Integrity and disintegrations

During our conversations over the past five months, we often find ourselves returning to two interrelated problems. The first is the need to understand racism as an economic formation dependent on an unequal distribution of financial wealth and material resources. The second is the issue of widespread and often well-meaning institutional agendas that pursue racial diversity and inclusion without attempting to undo the unequal distribution of wealth on which the integrity of that institution basically depends.

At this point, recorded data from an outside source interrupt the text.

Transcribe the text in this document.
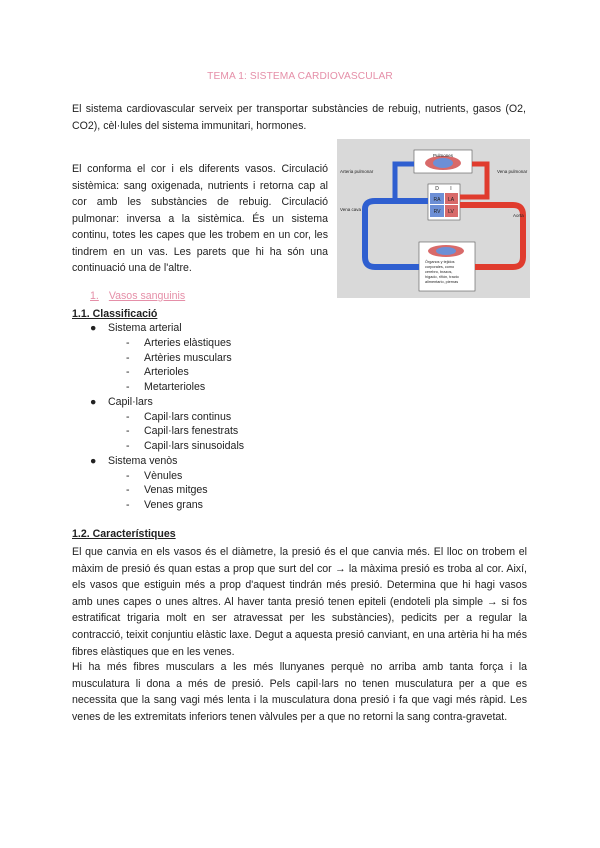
TEMA 1: SISTEMA CARDIOVASCULAR
El sistema cardiovascular serveix per transportar substàncies de rebuig, nutrients, gasos (O2, CO2), cèl·lules del sistema immunitari, hormones.
El conforma el cor i els diferents vasos. Circulació sistèmica: sang oxigenada, nutrients i retorna cap al cor amb les substàncies de rebuig. Circulació pulmonar: inversa a la sistèmica. És un sistema continu, totes les capes que les trobem en un cor, les tindrem en un vas. Les parets que hi ha són una continuació una de l'altre.
Pulmones
Órganos y tejidos
corporales, como
cerebro, brazos,
hígado, riñón, tracto
alimentario, piernas
D I
RA LA
RV LV
Arteria pulmonar	Vena pulmonar
Vena cava
Aorta
1. Vasos sanguinis
1.1. Classificació
● Sistema arterial
- Arteries elàstiques
- Artèries musculars
- Arterioles
- Metarterioles
● Capil·lars
- Capil·lars continus
- Capil·lars fenestrats
- Capil·lars sinusoidals
● Sistema venòs
- Vènules
- Venas mitges
- Venes grans
1.2. Característiques
El que canvia en els vasos és el diàmetre, la presió és el que canvia més. El lloc on trobem el màxim de presió és quan estas a prop que surt del cor → la màxima presió es troba al cor. Així, els vasos que estiguin més a prop d'aquest tindrán més presió. Determina que hi hagi vasos amb unes capes o unes altres. Al haver tanta presió tenen epiteli (endoteli pla simple → si fos estratificat trigaria molt en ser atravessat per les substàncies), pedicits per a regular la contracció, teixit conjuntiu elàstic laxe. Degut a aquesta presió canviant, en una artèria hi ha més fibres elàstiques que en les venes.
Hi ha més fibres musculars a les més llunyanes perquè no arriba amb tanta força i la musculatura li dona a més de presió. Pels capil·lars no tenen musculatura per a que es necessita que la sang vagi més lenta i la musculatura dona presió i fa que vagi més ràpid. Les venes de les extremitats inferiors tenen vàlvules per a que no retorni la sang contra-gravetat.
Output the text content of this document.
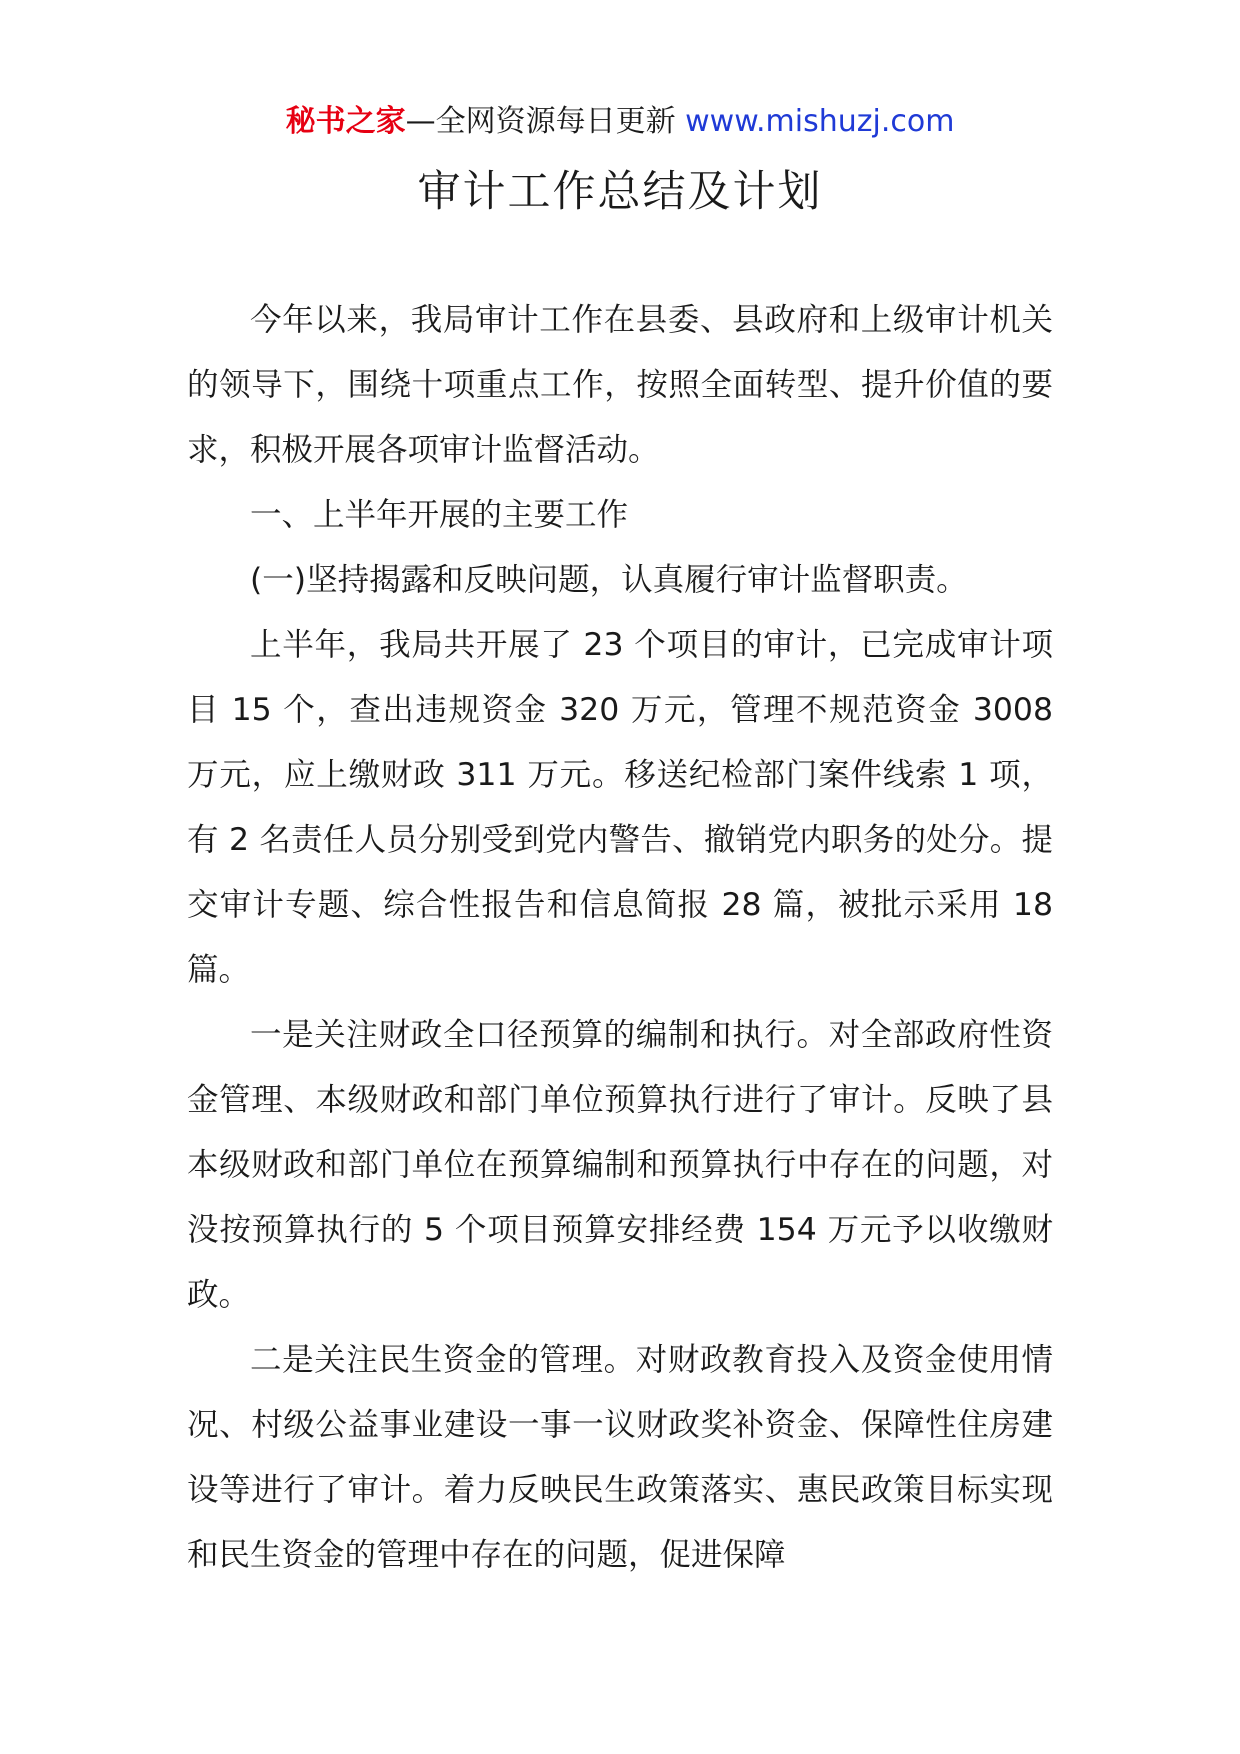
秘书之家—全网资源每日更新 www.mishuzj.com
审计工作总结及计划

今年以来，我局审计工作在县委、县政府和上级审计机关的领导下，围绕十项重点工作，按照全面转型、提升价值的要求，积极开展各项审计监督活动。

一、上半年开展的主要工作

(一)坚持揭露和反映问题，认真履行审计监督职责。

上半年，我局共开展了 23 个项目的审计，已完成审计项目 15 个，查出违规资金 320 万元，管理不规范资金 3008 万元，应上缴财政 311 万元。移送纪检部门案件线索 1 项，有 2 名责任人员分别受到党内警告、撤销党内职务的处分。提交审计专题、综合性报告和信息简报 28 篇，被批示采用 18 篇。

一是关注财政全口径预算的编制和执行。对全部政府性资金管理、本级财政和部门单位预算执行进行了审计。反映了县本级财政和部门单位在预算编制和预算执行中存在的问题，对没按预算执行的 5 个项目预算安排经费 154 万元予以收缴财政。

二是关注民生资金的管理。对财政教育投入及资金使用情况、村级公益事业建设一事一议财政奖补资金、保障性住房建设等进行了审计。着力反映民生政策落实、惠民政策目标实现和民生资金的管理中存在的问题，促进保障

The thing, I think, that is at stake when these two problems are taken together in the case of the topic of our research project, goes like this:

how to make changes to fields and institutions structured through whiteness (like contemporary dance) without engaging in surface-deep inclusion exercises that merely dress the windows of a structure still dependent on and securing its racist foundations?

A brilliant formulation of this issue, and one that deepens the window-dressing metaphor, is shared by Gargi Bhattacharyya in her book Rethinking Racial Capitalism: Questions of Reproduction and Survival (2018).

What follows is a long excerpt worth reading.

Imagine a house with many storeys—an attic and a cellar, several annexes that have no direct connections, main rooms filled with comfort and a maze of unmappable corridors leading to all sorts of barely remembered wings, snugs and the occasional route outside to a seemingly isolated out-house. There are people in each part of the house and sometimes some of them meet. But mostly their movements are shaped by the place in which they find themselves, and who they see and who they can be is delimited by the strange geography of the house. Racial capitalism is this kind of story. It is a story about imagining economic formations as demarcating the relations and walls between different groups of human beings. It is also a story about imaging who enters which rooms and how. One kind of narrative suggests that everyone will get into the living room eventually—they may take different journeys and come at different paces, but all the convoluted routes will lead to the living room in the end.

Others might suggest that the house will grow other new and different living rooms—separate from the original geography of the house but providing a similar experience of comfort and safety for the populations in those wings of the building.

Both accounts—and I would say that these have been the dominant accounts for some time—assume that occupation of the/a living room is achievable by all and is a marker of progress and enhanced material wellbeing.

This work begins from the belief that much of the world has never and will never enter that particular form of living room comfort and that this exclusion or expulsion is no accident. The integrity of the building demands that different groups remain in their separate wings and such differentiations are important for the maintenance of the building and its lovely main living room.


Gargi Bhattacharyya. Rethinking Racial Capitalism : Questions of Reproduction and Survival (New York and London: Rowman and Littlefield, 2018), pp. 1-2.

What if the ‘building’ (with its structural integrity) to which Bhattacharyya refers were re-conceived as the field of contemporary dance? What sorts of disintegrations of our field are necessary for its institutions to move beyond diversity agendas that leave ‘its lovely main living room’, with all its exclusions and expulsions, intact?